Sometimes energy can build up due to any number of causes-massive amounts of emotion, traumatic events, even simple geography. That energy influences the world around us. It's what gives the Cubbies the home-field advantage (though that whole billy goat thing sort of cancels it out), leaves an intangible aura of dread around sights of tragic and violent events, and causes places to get a bad reputation for strange occurrences.
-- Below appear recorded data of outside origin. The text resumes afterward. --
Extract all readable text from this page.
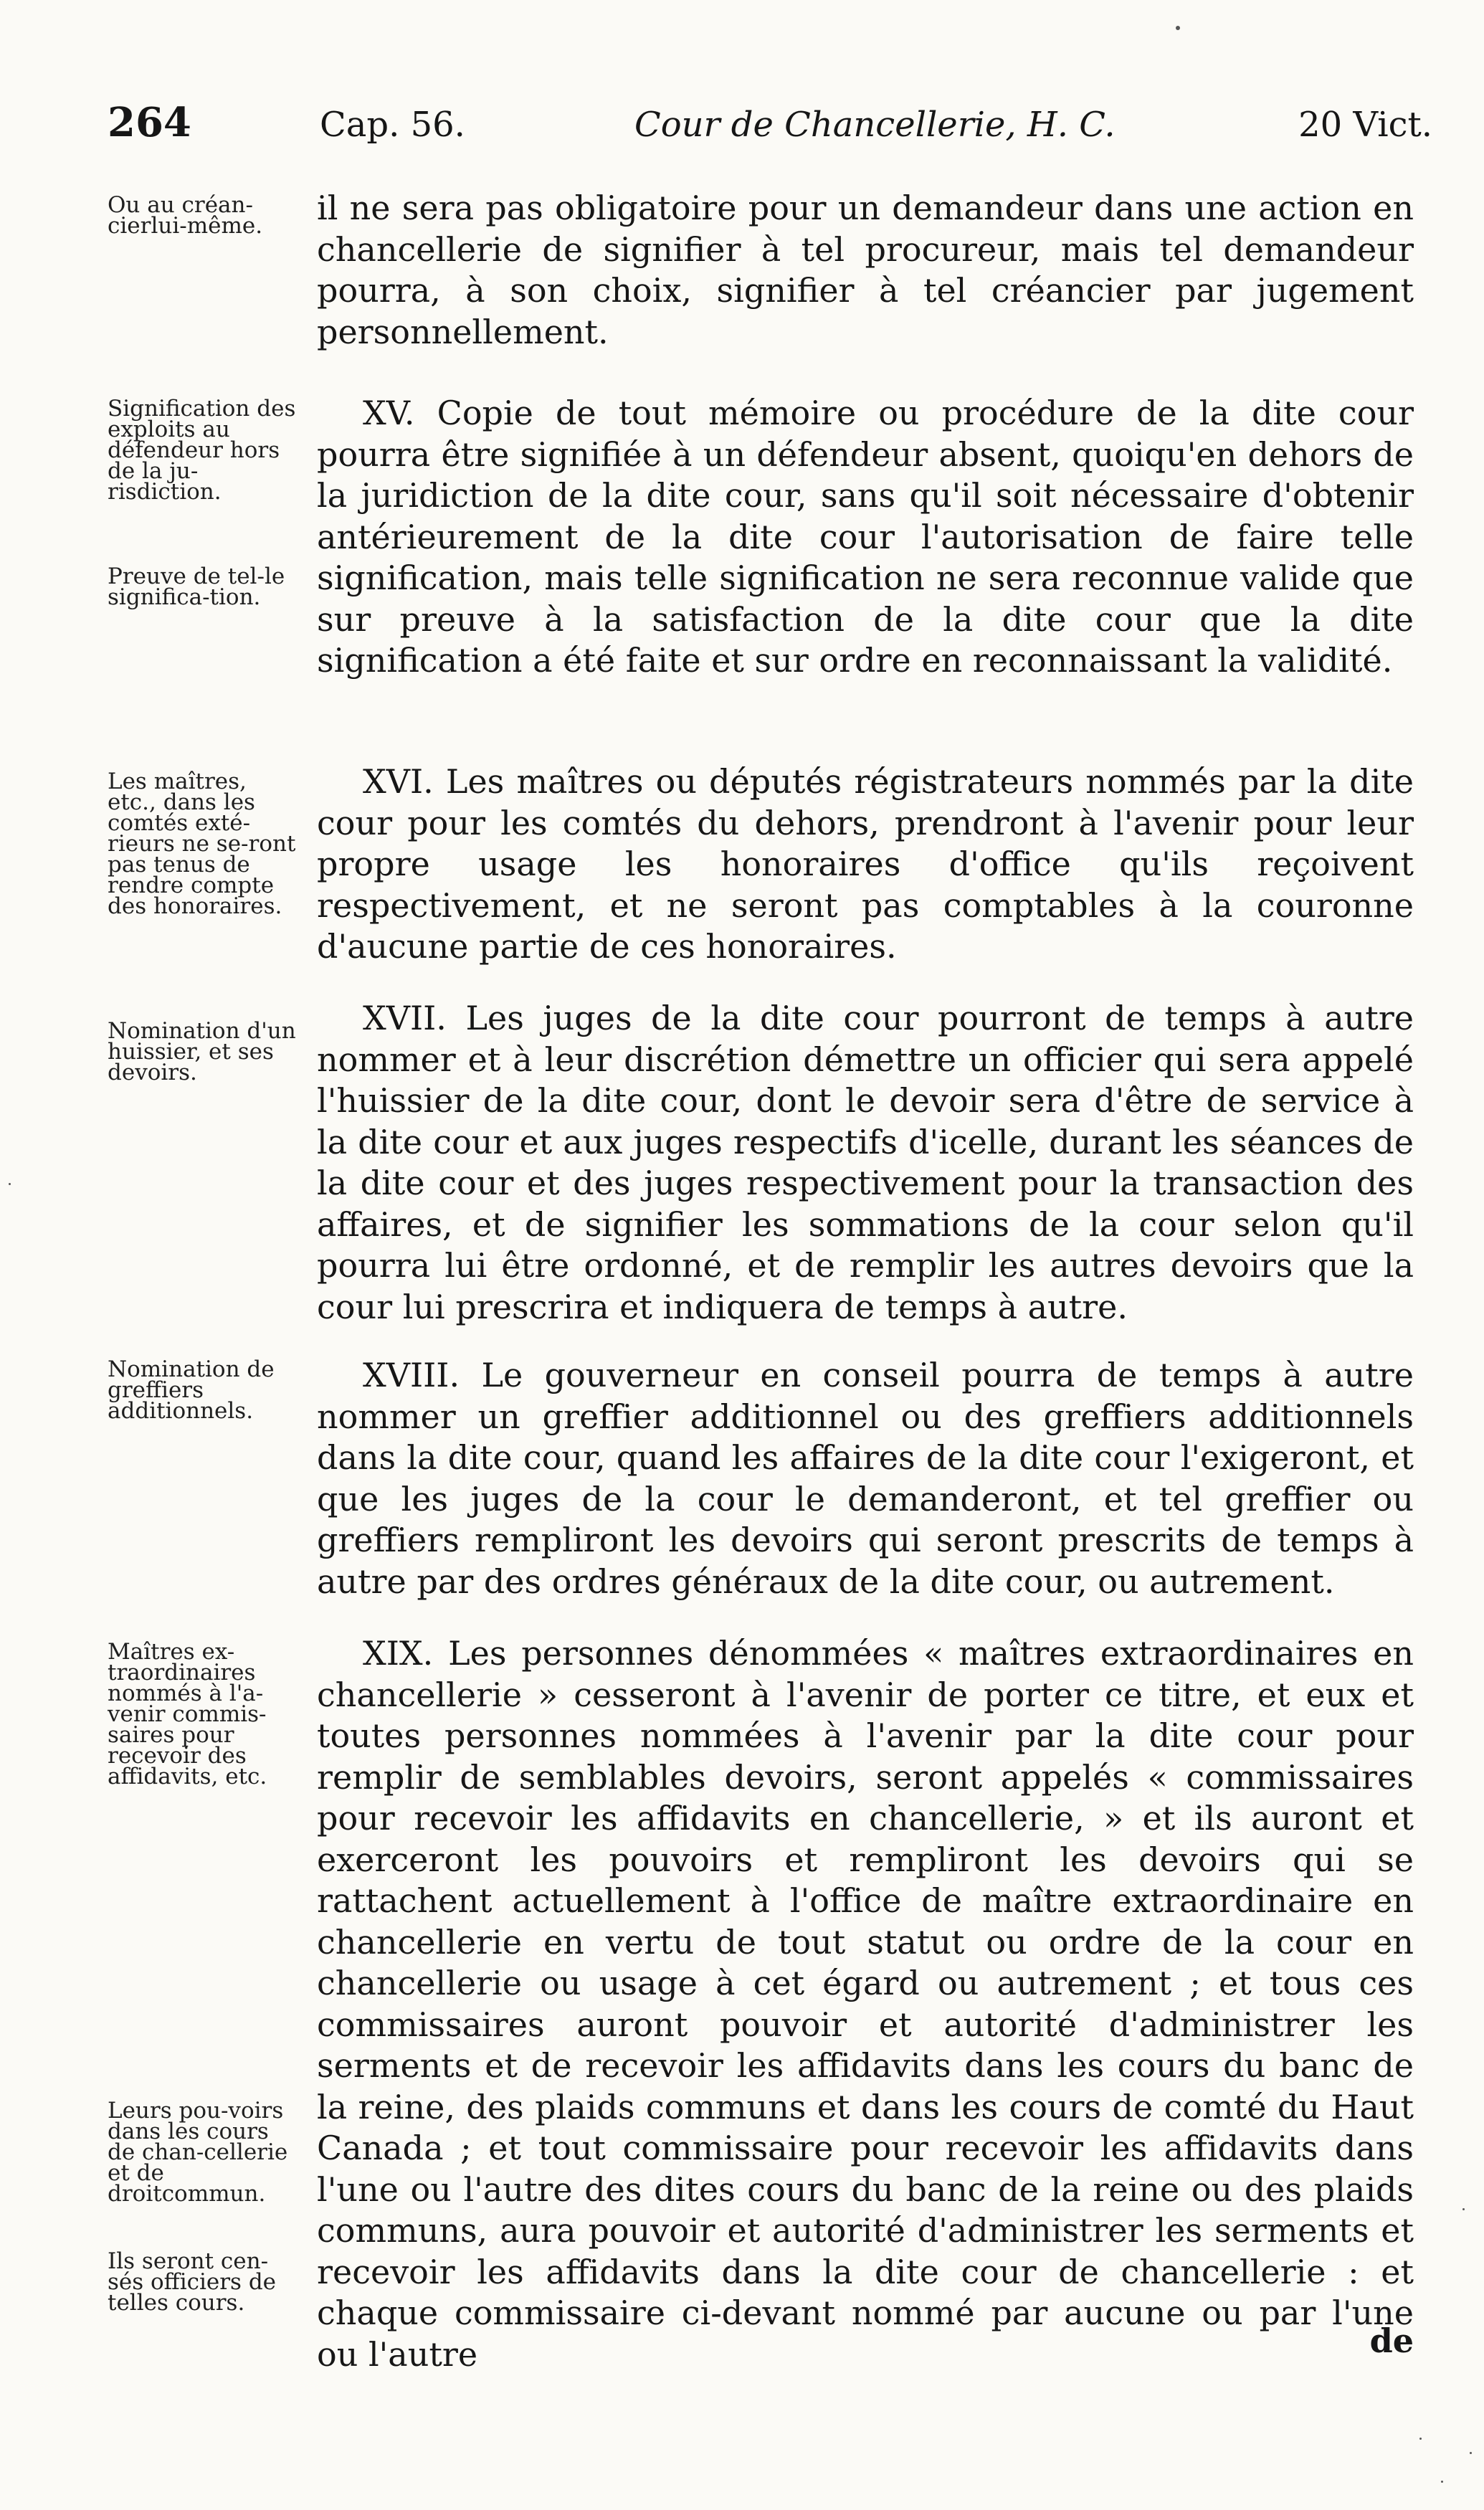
264	Cap. 56.	Cour de Chancellerie, H. C.	20 Vict.
Ou au créan-cierlui-même.	il ne sera pas obligatoire pour un demandeur dans une action en chancellerie de signifier à tel procureur, mais tel demandeur pourra, à son choix, signifier à tel créancier par jugement personnellement.

Signification des exploits au défendeur hors de la ju-risdiction.
Preuve de tel-le significa-tion.

XV. Copie de tout mémoire ou procédure de la dite cour pourra être signifiée à un défendeur absent, quoiqu'en dehors de la juridiction de la dite cour, sans qu'il soit nécessaire d'obtenir antérieurement de la dite cour l'autorisation de faire telle signification, mais telle signification ne sera reconnue valide que sur preuve à la satisfaction de la dite cour que la dite signification a été faite et sur ordre en reconnaissant la validité.

Les maîtres, etc., dans les comtés exté-rieurs ne se-ront pas tenus de rendre compte des honoraires.

XVI. Les maîtres ou députés régistrateurs nommés par la dite cour pour les comtés du dehors, prendront à l'avenir pour leur propre usage les honoraires d'office qu'ils reçoivent respectivement, et ne seront pas comptables à la couronne d'aucune partie de ces honoraires.

Nomination d'un huissier, et ses devoirs.

XVII. Les juges de la dite cour pourront de temps à autre nommer et à leur discrétion démettre un officier qui sera appelé l'huissier de la dite cour, dont le devoir sera d'être de service à la dite cour et aux juges respectifs d'icelle, durant les séances de la dite cour et des juges respectivement pour la transaction des affaires, et de signifier les sommations de la cour selon qu'il pourra lui être ordonné, et de remplir les autres devoirs que la cour lui prescrira et indiquera de temps à autre.

Nomination de greffiers additionnels.

XVIII. Le gouverneur en conseil pourra de temps à autre nommer un greffier additionnel ou des greffiers additionnels dans la dite cour, quand les affaires de la dite cour l'exigeront, et que les juges de la cour le demanderont, et tel greffier ou greffiers rempliront les devoirs qui seront prescrits de temps à autre par des ordres généraux de la dite cour, ou autrement.

Maîtres ex-traordinaires nommés à l'a-venir commis-saires pour recevoir des affidavits, etc.
Leurs pou-voirs dans les cours de chan-cellerie et de droitcommun.
Ils seront cen-sés officiers de telles cours.

XIX. Les personnes dénommées « maîtres extraordinaires en chancellerie » cesseront à l'avenir de porter ce titre, et eux et toutes personnes nommées à l'avenir par la dite cour pour remplir de semblables devoirs, seront appelés « commissaires pour recevoir les affidavits en chancellerie, » et ils auront et exerceront les pouvoirs et rempliront les devoirs qui se rattachent actuellement à l'office de maître extraordinaire en chancellerie en vertu de tout statut ou ordre de la cour en chancellerie ou usage à cet égard ou autrement ; et tous ces commissaires auront pouvoir et autorité d'administrer les serments et de recevoir les affidavits dans les cours du banc de la reine, des plaids communs et dans les cours de comté du Haut Canada ; et tout commissaire pour recevoir les affidavits dans l'une ou l'autre des dites cours du banc de la reine ou des plaids communs, aura pouvoir et autorité d'administrer les serments et recevoir les affidavits dans la dite cour de chancellerie : et chaque commissaire ci-devant nommé par aucune ou par l'une ou l'autre	de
I hadn't sensed any particular confluence of energies until just before the curse happened to Giselle and Jake, but that didn't entirely rule out coincidence. There is a whole spectrum of magical energies that are difficult to define or understand. There are thousands of names for them, in every culture-mana, psychic energy, totem, juju, chi, bioethereal power, the Force, the soul. It's an incredibly complex system of interweaving energy that influences good old Mother Earth around us, but it all boils down to a fairly simple concept: Shit happens.